GOTHIC is an interdisciplinary work that explores expressions of gothic from ancient to contemporary times, through word, image and music. European, American and Australian gothic narratives play out in an elegant contemporary song cycle presentation, framed by three large ‘floating’ gothic windows. Across these, a dynamic visual scenography merges Australian and European landscapes, together with historic and contemporary graphics. Andrée Greenwell firmly places her score at the centre of the performance as a ‘theatre of music’, while the diverse artistic elements combine in this essentialist production format to reveal ‘a poetic of the gothic’, and this in contrast to hyper-real expressions of the gothic in contemporary screen culture.
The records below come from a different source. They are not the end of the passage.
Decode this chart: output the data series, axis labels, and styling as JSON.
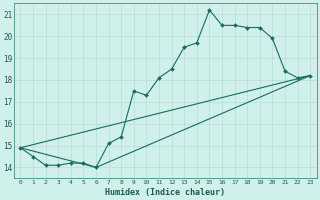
{
  "title": "",
  "xlabel": "Humidex (Indice chaleur)",
  "bg_color": "#cff0eb",
  "line_color": "#1a6b5e",
  "grid_major_color": "#b8ddd8",
  "grid_minor_color": "#d4edea",
  "xlim": [
    -0.5,
    23.5
  ],
  "ylim": [
    13.5,
    21.5
  ],
  "xticks": [
    0,
    1,
    2,
    3,
    4,
    5,
    6,
    7,
    8,
    9,
    10,
    11,
    12,
    13,
    14,
    15,
    16,
    17,
    18,
    19,
    20,
    21,
    22,
    23
  ],
  "yticks": [
    14,
    15,
    16,
    17,
    18,
    19,
    20,
    21
  ],
  "lines": [
    {
      "x": [
        0,
        1,
        2,
        3,
        4,
        5,
        6,
        7,
        8,
        9,
        10,
        11,
        12,
        13,
        14,
        15,
        16,
        17,
        18,
        19,
        20,
        21,
        22,
        23
      ],
      "y": [
        14.9,
        14.5,
        14.1,
        14.1,
        14.2,
        14.2,
        14.0,
        15.1,
        15.4,
        17.5,
        17.3,
        18.1,
        18.5,
        19.5,
        19.7,
        21.2,
        20.5,
        20.5,
        20.4,
        20.4,
        19.9,
        18.4,
        18.1,
        18.2
      ],
      "marker": true
    },
    {
      "x": [
        0,
        23
      ],
      "y": [
        14.9,
        18.2
      ],
      "marker": false
    },
    {
      "x": [
        0,
        6,
        23
      ],
      "y": [
        14.9,
        14.0,
        18.2
      ],
      "marker": false
    }
  ]
}
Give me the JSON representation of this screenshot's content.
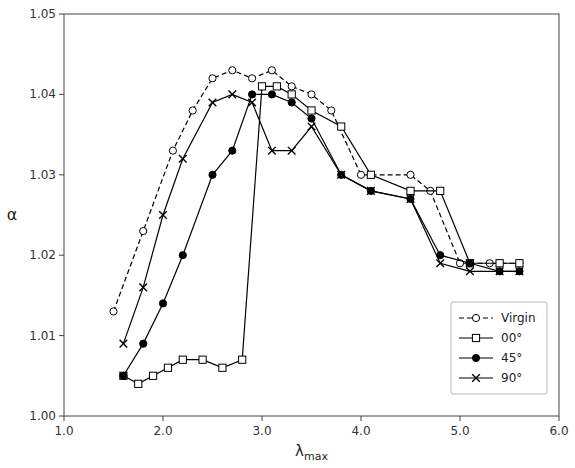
{
  "chart_data": {
    "type": "line",
    "xlabel": "λmax",
    "ylabel": "α",
    "xlim": [
      1.0,
      6.0
    ],
    "ylim": [
      1.0,
      1.05
    ],
    "xticks": [
      {
        "value": 1.0,
        "label": "1.0"
      },
      {
        "value": 2.0,
        "label": "2.0"
      },
      {
        "value": 3.0,
        "label": "3.0"
      },
      {
        "value": 4.0,
        "label": "4.0"
      },
      {
        "value": 5.0,
        "label": "5.0"
      },
      {
        "value": 6.0,
        "label": "6.0"
      }
    ],
    "yticks": [
      {
        "value": 1.0,
        "label": "1.00"
      },
      {
        "value": 1.01,
        "label": "1.01"
      },
      {
        "value": 1.02,
        "label": "1.02"
      },
      {
        "value": 1.03,
        "label": "1.03"
      },
      {
        "value": 1.04,
        "label": "1.04"
      },
      {
        "value": 1.05,
        "label": "1.05"
      }
    ],
    "grid": false,
    "legend": "lower right",
    "series": [
      {
        "name": "Virgin",
        "color": "#000000",
        "marker": "circle-open",
        "line_style": "dashed",
        "x": [
          1.5,
          1.8,
          2.1,
          2.3,
          2.5,
          2.7,
          2.9,
          3.1,
          3.3,
          3.5,
          3.7,
          4.0,
          4.5,
          4.7,
          5.0,
          5.3,
          5.6
        ],
        "values": [
          1.013,
          1.023,
          1.033,
          1.038,
          1.042,
          1.043,
          1.042,
          1.043,
          1.041,
          1.04,
          1.038,
          1.03,
          1.03,
          1.028,
          1.019,
          1.019,
          1.019
        ]
      },
      {
        "name": "00°",
        "color": "#000000",
        "marker": "square-open",
        "line_style": "solid",
        "x": [
          1.6,
          1.75,
          1.9,
          2.05,
          2.2,
          2.4,
          2.6,
          2.8,
          3.0,
          3.15,
          3.3,
          3.5,
          3.8,
          4.1,
          4.5,
          4.8,
          5.1,
          5.4,
          5.6
        ],
        "values": [
          1.005,
          1.004,
          1.005,
          1.006,
          1.007,
          1.007,
          1.006,
          1.007,
          1.041,
          1.041,
          1.04,
          1.038,
          1.036,
          1.03,
          1.028,
          1.028,
          1.019,
          1.019,
          1.019
        ]
      },
      {
        "name": "45°",
        "color": "#000000",
        "marker": "circle",
        "line_style": "solid",
        "x": [
          1.6,
          1.8,
          2.0,
          2.2,
          2.5,
          2.7,
          2.9,
          3.1,
          3.3,
          3.5,
          3.8,
          4.1,
          4.5,
          4.8,
          5.1,
          5.4,
          5.6
        ],
        "values": [
          1.005,
          1.009,
          1.014,
          1.02,
          1.03,
          1.033,
          1.04,
          1.04,
          1.039,
          1.037,
          1.03,
          1.028,
          1.027,
          1.02,
          1.019,
          1.018,
          1.018
        ]
      },
      {
        "name": "90°",
        "color": "#000000",
        "marker": "x",
        "line_style": "solid",
        "x": [
          1.6,
          1.8,
          2.0,
          2.2,
          2.5,
          2.7,
          2.9,
          3.1,
          3.3,
          3.5,
          3.8,
          4.1,
          4.5,
          4.8,
          5.1,
          5.4,
          5.6
        ],
        "values": [
          1.009,
          1.016,
          1.025,
          1.032,
          1.039,
          1.04,
          1.039,
          1.033,
          1.033,
          1.036,
          1.03,
          1.028,
          1.027,
          1.019,
          1.018,
          1.018,
          1.018
        ]
      }
    ]
  }
}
Greenwell’s score is for two vocalists, string quartet, and electric guitar/electronics/sound design, across which she inventively merges folk, postminimalist, post-punk and contemporary classical styles. She collaborates on a cinematic/electro sound design with music producer and electric guitarist, David Trumpmanis. The score of diverse sources is variously complemented and counterpointed by the evocative motion-graphics of London-based artist, Michaela French.
Andrée has scored ‘Annabel Lee’ and ‘The Bells’ by Edgar Allan Poe, alongside new songs to lyrics by Australian writers: ‘The Birds’ (Hilary Bell) after Du Maurier’s short story; a ‘Totentanz’ (Felicity Plunkett) inspired by the German medieval frescoes; ‘Orpheus Song’ (Alison Croggon); ‘Death at the Beach Motel’ (Hugo Race, founding member of The Bad Seeds with Nick Cave) about the heroin overdose of Australian painter Brett Whitely; and Maryanne Lynch has worked with Andrée on ‘Chosen’, concerning the detainment of Austrian Kirsten Fritzl by her grandfather, with her mother and siblings
Additionally, covers of songs that express ideas of ‘gothic’ across history dynamically juxtapose Greenwell’s originals: Kate Bush’s ‘Wuthering Heights’, the German medieval hymn ‘Maria durch ein’ dornwald ging’, Schubert’s ‘Erlking’, the Cure’s ‘A Forest’, Rod Temperton’s ‘Thriller’, famously recorded by Michael Jackson, and Angelo Badalamenti’s theme ‘Falling’ from the television series 'Twin Peaks'.
All this is linked, and at times undercut, by the sound design, including an inventive integration of the Joplin tornado Missouri, captured on iPad in 2012. A rich music theatre journey of word, image and music, takes place across the concert presentation.